Planète. Sofia Colla le 20/03/2017

Au Pérou, berceau de la pomme de terre, des scientifiques collaborent avec la NASA pour développer des variété de tubercules capables de pousser sur la planète rouge.

À l’image de Matt Damon dans Seul sur Mars plantant ses pommes de terre, les premiers visiteurs humains de la planète rouge auront peut-être l’occasion de déguster des potatoes 100 % locales. En effet, le Centre International de la Patate (CIP), basé au Pérou, a débuté en février 2016 une expérience pour développer la culture de pommes de terre sur Mars. Les premiers résultats sont positifs.
 
L’objectif du CIP avec son projet Papas en Martes ("patates sur Mars") est de recréer les conditions atmosphériques de la planète Mars afin d’y cultiver des pommes de terre dans un futur plus ou moins proche. Pour ce faire, le Centre d’Investigation Ames de l’Administration National Aéronautique et Spatial de la NASA (NASA ARC), en collaboration avec l’Université de l’Ingénierie et de la Technologie (UTEC) de Lima, a conçu une sorte de serre recréant les conditions martiennes dans urne scellée, CubeSat.

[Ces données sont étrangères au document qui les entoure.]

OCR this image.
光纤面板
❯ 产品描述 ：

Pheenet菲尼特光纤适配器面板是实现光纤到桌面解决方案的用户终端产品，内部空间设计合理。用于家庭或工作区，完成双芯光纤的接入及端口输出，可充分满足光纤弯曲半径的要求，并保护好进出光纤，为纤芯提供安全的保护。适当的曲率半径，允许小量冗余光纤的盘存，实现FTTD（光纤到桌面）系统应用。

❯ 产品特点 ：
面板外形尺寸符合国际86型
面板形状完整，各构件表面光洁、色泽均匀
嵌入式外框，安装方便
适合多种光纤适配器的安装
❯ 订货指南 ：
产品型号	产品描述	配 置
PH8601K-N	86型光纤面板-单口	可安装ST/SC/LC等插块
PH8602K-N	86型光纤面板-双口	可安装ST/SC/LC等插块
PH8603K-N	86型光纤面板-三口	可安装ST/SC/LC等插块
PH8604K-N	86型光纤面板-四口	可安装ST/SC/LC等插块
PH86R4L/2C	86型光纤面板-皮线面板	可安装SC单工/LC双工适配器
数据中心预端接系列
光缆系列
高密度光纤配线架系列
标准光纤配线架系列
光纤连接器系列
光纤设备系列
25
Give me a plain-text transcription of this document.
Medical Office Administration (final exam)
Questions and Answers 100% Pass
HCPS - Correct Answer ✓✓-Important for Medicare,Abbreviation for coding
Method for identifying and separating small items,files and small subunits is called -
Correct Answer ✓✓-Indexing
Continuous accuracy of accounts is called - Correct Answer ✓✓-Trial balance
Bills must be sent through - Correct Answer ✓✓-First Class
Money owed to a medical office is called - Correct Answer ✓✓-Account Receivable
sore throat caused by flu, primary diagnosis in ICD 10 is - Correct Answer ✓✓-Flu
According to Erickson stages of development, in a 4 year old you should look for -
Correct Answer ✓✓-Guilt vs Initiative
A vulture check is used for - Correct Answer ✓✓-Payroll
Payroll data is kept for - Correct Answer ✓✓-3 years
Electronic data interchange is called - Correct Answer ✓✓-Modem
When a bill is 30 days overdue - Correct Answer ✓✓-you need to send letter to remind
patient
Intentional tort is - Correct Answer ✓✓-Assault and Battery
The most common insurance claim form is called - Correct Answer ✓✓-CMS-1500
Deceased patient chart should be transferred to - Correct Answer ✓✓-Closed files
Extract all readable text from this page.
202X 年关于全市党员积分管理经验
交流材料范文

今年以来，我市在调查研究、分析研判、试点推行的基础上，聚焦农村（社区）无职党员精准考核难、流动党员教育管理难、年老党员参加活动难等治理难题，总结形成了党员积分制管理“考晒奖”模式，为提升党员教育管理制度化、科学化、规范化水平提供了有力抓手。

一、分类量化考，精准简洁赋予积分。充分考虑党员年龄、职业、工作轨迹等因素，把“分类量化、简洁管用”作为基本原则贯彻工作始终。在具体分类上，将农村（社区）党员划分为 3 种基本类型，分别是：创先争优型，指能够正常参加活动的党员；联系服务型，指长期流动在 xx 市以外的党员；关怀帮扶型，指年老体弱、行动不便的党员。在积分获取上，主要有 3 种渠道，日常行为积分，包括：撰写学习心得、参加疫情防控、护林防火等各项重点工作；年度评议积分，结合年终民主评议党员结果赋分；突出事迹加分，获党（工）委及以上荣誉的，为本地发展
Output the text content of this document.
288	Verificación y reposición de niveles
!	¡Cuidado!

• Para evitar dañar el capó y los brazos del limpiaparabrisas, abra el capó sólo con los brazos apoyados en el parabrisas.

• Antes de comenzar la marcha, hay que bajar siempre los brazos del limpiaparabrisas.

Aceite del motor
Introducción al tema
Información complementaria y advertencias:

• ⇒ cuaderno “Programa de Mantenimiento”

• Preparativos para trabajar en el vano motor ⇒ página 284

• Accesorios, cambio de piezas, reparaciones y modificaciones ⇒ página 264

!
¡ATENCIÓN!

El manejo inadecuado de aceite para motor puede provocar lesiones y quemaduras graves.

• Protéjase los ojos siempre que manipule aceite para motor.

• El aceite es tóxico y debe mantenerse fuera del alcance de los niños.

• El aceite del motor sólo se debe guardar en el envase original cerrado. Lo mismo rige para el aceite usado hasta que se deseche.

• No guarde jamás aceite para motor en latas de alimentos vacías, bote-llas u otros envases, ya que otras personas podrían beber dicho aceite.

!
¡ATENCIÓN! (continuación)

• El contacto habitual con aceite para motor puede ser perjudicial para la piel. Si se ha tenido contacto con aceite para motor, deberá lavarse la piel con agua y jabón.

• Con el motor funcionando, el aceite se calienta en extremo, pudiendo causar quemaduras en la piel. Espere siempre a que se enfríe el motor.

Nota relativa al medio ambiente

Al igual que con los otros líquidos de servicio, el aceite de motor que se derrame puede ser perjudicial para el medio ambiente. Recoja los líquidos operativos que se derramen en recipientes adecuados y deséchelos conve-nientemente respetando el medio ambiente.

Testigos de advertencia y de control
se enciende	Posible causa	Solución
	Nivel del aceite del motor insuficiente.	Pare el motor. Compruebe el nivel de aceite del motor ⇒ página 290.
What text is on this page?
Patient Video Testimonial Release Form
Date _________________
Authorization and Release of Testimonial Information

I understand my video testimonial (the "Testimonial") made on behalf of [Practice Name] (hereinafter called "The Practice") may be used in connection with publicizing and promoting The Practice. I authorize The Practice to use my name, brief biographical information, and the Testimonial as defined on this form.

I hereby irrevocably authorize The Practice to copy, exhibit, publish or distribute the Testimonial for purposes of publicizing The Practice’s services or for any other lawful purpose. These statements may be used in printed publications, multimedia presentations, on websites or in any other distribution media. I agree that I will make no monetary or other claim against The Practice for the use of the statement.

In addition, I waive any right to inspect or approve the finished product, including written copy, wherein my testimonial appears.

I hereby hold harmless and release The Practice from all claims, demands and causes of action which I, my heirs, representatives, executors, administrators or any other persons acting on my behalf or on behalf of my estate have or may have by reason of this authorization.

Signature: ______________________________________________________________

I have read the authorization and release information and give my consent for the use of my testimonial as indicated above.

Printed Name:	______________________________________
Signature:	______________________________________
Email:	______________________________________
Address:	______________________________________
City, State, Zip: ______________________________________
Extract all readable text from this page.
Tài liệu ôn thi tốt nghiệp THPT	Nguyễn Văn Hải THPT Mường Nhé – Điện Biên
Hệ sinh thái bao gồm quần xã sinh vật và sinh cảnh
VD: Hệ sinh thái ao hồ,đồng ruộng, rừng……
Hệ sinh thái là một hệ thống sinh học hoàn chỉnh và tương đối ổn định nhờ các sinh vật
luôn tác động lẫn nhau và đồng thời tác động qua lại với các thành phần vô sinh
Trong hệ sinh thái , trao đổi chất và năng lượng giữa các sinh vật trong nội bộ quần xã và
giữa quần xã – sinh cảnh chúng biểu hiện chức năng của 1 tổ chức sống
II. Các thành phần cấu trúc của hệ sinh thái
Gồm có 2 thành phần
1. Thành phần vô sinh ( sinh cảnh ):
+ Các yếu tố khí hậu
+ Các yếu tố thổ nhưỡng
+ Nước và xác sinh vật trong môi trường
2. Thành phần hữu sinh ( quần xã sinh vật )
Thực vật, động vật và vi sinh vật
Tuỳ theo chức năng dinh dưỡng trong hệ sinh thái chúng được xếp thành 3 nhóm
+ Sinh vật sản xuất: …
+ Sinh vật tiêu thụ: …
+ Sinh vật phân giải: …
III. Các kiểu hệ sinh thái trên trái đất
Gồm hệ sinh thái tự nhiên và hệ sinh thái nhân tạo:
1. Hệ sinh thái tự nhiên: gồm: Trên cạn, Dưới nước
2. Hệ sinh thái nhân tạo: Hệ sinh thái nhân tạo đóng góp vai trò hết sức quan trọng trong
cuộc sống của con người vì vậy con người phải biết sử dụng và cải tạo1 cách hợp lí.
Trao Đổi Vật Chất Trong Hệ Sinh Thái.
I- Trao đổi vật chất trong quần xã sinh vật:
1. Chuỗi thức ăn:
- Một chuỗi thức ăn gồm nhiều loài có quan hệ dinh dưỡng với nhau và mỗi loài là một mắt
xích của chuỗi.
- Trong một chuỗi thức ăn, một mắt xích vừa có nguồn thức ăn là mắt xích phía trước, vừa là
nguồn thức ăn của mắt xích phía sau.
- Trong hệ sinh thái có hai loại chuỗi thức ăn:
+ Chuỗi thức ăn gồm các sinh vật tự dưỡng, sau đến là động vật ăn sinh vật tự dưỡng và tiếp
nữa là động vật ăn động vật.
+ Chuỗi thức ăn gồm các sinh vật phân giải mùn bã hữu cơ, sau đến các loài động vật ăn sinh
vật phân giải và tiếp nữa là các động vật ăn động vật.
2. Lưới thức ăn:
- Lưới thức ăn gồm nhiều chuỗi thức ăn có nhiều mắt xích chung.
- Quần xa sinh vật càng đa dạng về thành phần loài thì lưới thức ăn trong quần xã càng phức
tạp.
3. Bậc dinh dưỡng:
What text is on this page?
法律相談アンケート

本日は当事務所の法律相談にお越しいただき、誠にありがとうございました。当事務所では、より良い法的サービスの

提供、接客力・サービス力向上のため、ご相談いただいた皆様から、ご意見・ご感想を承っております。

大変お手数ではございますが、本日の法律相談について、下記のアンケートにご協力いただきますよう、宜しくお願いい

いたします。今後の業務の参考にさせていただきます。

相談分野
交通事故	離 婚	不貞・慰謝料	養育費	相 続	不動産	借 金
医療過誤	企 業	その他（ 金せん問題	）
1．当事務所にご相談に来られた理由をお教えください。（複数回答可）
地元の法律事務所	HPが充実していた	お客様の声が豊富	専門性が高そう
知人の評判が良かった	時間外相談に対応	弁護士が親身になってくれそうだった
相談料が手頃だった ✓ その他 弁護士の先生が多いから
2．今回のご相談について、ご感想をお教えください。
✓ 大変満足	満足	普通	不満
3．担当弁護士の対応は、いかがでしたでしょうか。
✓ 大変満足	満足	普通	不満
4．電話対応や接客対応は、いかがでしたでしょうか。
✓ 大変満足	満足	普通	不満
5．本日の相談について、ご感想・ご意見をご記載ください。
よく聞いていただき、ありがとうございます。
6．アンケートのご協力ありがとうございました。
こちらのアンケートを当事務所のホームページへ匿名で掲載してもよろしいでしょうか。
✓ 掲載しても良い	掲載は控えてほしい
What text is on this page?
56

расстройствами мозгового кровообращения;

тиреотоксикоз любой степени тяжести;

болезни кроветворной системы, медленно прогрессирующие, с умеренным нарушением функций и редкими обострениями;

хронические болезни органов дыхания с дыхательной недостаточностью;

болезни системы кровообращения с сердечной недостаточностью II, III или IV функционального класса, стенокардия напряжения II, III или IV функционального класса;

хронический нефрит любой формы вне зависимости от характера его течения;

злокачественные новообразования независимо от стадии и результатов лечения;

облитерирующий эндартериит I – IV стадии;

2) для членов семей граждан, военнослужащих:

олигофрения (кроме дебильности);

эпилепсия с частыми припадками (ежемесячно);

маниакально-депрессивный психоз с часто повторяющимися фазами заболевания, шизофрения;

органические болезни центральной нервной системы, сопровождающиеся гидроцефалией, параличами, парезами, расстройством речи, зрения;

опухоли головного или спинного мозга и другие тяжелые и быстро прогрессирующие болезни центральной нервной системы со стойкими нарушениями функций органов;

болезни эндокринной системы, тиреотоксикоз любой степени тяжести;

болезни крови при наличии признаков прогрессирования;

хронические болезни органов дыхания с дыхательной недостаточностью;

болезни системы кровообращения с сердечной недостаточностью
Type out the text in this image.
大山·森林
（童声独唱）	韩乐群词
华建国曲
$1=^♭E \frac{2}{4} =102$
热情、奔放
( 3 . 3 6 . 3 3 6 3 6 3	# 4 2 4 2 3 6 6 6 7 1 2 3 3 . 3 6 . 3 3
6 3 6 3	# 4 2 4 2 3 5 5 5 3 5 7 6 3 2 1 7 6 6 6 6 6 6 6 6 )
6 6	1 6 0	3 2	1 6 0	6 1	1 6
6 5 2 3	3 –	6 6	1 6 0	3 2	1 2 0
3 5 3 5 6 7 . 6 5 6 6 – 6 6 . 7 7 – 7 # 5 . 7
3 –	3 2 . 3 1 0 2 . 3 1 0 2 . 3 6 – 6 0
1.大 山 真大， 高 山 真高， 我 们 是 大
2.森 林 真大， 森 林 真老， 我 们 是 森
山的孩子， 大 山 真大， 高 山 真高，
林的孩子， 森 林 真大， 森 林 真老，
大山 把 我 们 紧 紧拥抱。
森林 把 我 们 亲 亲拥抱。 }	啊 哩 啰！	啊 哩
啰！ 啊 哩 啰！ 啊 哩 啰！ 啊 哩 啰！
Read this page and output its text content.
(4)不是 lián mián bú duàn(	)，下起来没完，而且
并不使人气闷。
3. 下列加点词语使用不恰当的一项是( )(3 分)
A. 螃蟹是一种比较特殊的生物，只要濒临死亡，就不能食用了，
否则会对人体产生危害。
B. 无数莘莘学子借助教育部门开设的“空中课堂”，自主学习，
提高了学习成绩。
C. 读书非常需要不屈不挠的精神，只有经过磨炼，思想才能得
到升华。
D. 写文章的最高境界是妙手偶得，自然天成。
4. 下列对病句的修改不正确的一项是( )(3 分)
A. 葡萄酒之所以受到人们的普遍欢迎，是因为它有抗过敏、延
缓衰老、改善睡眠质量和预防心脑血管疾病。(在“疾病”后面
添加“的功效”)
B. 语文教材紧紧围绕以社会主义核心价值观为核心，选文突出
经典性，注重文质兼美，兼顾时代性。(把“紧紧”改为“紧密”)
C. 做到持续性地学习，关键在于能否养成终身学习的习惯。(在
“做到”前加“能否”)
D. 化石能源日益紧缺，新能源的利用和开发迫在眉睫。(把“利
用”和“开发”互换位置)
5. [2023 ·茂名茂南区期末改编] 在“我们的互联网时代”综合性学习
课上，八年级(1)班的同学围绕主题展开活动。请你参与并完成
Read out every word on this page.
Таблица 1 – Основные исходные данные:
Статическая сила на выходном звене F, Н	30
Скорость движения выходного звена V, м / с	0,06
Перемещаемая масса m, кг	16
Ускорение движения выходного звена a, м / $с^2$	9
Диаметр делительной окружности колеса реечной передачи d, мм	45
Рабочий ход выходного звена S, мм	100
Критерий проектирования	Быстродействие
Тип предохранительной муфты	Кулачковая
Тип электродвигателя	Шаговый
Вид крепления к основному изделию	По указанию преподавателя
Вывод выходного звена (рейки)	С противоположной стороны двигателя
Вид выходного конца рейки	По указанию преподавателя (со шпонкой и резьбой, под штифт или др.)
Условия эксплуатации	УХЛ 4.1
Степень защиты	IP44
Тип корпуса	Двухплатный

Pour "recréer" le sol de la planète rouge, les scientifiques sont allés chercher de la terre dans le désert de las Pampas de la Joya, au sud du Pérou.
 
"Ce sont les sols les plus ressemblants à ceux de Mars que nous avons trouvés sur la Terre" explique Chris McKay de NASA ARC. 

CubeSat, hermétiquement fermée, administre de l'eau riche en nutriment au tubercule (Crédit : CIP)
CubeSat, hermétiquement fermée, administre de l'eau riche en nutriment au tubercule (Crédit : CIP)
Dans cet environnement clos, la proportion de sel est la même que celle que l’on retrouve sur Mars : 30 %. Il en est de même pour la pression atmosphérique, qui est de 600 millibars, semblable à celle que l'on mesure à une altitude de 4 500 mètres au-dessus du niveau de la mer.

En revanche, la concentration de dioxyde de carbone s’élève à 10 % (contre 95 % sur Mars) et la température varie entre -5 et 20 degrés (alors que la température martienne peut atteindre les -60 degrés).
 
La seconde partie du projet consistera donc à tester les limites de cette agriculture dans les conditions précises de Mars, tout en s’assurant que les pommes de terre soient encore comestibles. Même si Julio Valdivia-Silva, chercheur de l’UTEC, annonce qu’elles seront plus sèches et salées que nos patates terriennes. 

Des résultats positifs
"Ça a été une bonne surprise de voir que les pommes de terre que nous avons modifiées pour tolérer le stress abiotique [qui ne permet pas la survie, ndlr] étaient capables de produire des tubercules dans ce sol" se réjouit Walter Amoros, le chercheur du département dédié à l’amélioration génétique du CIP.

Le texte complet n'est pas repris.